WOW! What an amazing reminder or how our “little” muscles play a HUGE role in the body. I would have never thought that by not pushing off one toe the right way could effect the health of the knee joint. We did this exercise today in the level 1 tune up training and I was SHOCKED by how hard it is…needless to say it is something I will need to incorporate into my weekly routine!
We did this exercise in level 1 YTU class and it isn’t easy! I think my toes have been away from my brain too long! When we were baby’s, they were in our mouth. This is an invaluable practise for me as I had had broken toes and a broken ankle. Rolling the feet and soleus muscles help to bring movement into the toes and feet.
The knock on effect of simply having a ‘lazy’ big toe and inactive extensor hallucis longus – its impact on poor gait, external rotation of the hip, collapse of the spine and ANS. Nice reminder of the interconnection.

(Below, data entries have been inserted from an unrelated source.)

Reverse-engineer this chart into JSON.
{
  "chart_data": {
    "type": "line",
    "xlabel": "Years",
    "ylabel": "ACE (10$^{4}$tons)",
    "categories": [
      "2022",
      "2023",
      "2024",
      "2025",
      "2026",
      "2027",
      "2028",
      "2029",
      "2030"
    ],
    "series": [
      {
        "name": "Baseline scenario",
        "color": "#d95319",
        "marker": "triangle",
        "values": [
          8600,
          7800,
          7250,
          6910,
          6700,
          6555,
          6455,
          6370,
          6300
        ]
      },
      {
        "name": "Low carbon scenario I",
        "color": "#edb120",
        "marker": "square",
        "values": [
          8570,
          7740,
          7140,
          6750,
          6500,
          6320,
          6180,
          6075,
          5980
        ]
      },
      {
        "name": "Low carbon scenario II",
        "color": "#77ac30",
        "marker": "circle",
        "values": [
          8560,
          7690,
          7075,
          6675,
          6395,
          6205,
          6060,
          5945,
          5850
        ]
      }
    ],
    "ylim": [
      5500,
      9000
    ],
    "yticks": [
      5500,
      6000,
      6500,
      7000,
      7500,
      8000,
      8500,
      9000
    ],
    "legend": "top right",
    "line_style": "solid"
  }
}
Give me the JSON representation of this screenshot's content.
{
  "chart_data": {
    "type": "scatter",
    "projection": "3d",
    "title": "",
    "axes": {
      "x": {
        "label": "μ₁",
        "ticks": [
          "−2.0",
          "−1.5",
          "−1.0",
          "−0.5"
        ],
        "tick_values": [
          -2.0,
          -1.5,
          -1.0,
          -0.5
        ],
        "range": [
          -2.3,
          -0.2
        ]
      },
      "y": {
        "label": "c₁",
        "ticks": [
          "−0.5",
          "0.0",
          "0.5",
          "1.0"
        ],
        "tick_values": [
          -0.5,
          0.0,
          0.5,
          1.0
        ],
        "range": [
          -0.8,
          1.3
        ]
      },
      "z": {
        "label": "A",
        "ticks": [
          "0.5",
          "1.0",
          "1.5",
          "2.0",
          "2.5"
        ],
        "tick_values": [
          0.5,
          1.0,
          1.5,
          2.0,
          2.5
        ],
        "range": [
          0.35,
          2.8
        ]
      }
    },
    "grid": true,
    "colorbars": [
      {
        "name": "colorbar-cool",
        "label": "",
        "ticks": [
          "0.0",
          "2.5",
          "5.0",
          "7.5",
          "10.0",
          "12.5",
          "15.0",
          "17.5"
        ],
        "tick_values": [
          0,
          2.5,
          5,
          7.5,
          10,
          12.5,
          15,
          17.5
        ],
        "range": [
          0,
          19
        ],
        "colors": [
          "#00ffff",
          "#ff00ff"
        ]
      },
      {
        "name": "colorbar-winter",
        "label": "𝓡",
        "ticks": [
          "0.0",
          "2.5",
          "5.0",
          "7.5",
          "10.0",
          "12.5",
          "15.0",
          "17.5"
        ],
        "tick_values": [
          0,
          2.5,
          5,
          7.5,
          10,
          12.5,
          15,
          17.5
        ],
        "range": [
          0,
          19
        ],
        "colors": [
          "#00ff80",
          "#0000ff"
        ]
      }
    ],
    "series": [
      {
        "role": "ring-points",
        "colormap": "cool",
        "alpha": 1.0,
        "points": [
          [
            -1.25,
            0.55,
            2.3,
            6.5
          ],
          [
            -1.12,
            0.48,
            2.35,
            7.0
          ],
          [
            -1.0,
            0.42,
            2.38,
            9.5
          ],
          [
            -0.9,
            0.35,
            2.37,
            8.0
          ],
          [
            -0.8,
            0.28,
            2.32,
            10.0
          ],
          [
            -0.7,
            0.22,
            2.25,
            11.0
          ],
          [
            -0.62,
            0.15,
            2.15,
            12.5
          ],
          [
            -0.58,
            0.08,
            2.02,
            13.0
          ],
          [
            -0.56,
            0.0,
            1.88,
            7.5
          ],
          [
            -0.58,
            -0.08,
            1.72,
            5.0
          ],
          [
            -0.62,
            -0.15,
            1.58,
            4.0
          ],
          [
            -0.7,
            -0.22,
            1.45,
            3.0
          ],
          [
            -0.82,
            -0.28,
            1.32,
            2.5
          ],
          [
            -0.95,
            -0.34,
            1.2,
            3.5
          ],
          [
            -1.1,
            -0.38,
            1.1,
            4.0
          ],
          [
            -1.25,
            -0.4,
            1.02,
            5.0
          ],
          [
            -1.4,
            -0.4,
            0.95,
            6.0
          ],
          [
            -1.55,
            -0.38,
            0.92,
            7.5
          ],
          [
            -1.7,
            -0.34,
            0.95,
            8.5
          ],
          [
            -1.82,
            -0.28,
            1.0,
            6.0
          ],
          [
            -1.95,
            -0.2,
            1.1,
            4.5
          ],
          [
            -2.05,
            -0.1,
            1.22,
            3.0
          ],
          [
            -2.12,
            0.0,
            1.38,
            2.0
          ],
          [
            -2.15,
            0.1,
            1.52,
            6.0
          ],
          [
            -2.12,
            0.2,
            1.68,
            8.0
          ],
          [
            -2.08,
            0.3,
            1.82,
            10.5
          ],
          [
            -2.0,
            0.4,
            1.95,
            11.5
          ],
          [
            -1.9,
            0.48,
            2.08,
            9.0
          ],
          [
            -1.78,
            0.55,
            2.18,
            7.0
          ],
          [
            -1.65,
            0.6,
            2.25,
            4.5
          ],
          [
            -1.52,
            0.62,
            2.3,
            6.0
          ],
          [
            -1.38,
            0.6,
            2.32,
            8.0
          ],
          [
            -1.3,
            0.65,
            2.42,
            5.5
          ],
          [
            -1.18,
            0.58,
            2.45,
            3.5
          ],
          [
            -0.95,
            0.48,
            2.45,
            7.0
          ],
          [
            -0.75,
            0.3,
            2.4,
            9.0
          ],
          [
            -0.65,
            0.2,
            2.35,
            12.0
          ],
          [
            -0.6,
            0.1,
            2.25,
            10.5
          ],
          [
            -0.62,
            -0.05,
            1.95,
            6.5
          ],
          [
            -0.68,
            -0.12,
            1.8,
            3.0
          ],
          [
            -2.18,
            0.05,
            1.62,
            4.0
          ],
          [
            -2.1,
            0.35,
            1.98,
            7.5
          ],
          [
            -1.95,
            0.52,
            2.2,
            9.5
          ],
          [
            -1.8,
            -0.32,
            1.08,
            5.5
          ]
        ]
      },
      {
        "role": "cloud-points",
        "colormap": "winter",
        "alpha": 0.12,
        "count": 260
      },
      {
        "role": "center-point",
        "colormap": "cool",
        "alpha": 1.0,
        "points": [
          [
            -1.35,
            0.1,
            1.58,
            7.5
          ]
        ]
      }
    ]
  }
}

The extensor hallucis longus is an important muscle for going and climbing stairs. But for good placement and alignment are the peroneus longus and the tibilais posterior more important. They place the big toe knockle on the floor and building the ” impulse centrum” for going. To prevent malposition like ” Hallux valgus”.
This is one of my favorite articles!! Such a small muscle, controlling a small limb/joint, BUT can change everything up the chain! Your Armageddon analogy is perfect and fits many things that go wrong in our body. Pay attention to the small things folks!!
Chad, great, articulate blog. There is not nearly enough appreciation for the work for our big toes. As I start to notice more people’s feet, the big toe’s range seems to disappear with age for too many folks. Thankfully, there is hope with a little commitment on their part. And we know their balance with be grateful!!
Excellent information. We definitely don’t pay near enough attention to our feet! Probably because they don’t change much over time, especially size-wise. Yet, they are at the root of many problems. When you stop and think about how much we put them through and how little time we actually spend working on them, it all makes sense.
OMG this was fun and enlightening. i have students who when sitting in Vajrasana with flexed feet, their toes don’t bend. ah ha I now want to ask them to walk and observe what happens & how they do!
Wonderful article, it’s amazing how the big toe can affect the sacroiliac joint!
Thanks be to Chad! This was so much fun to read. Both my big toes and I are grateful for the “pick-me-up”
I don’t see the toe separation video; pls send link, thanks
Great article! I loved all of the visualizations!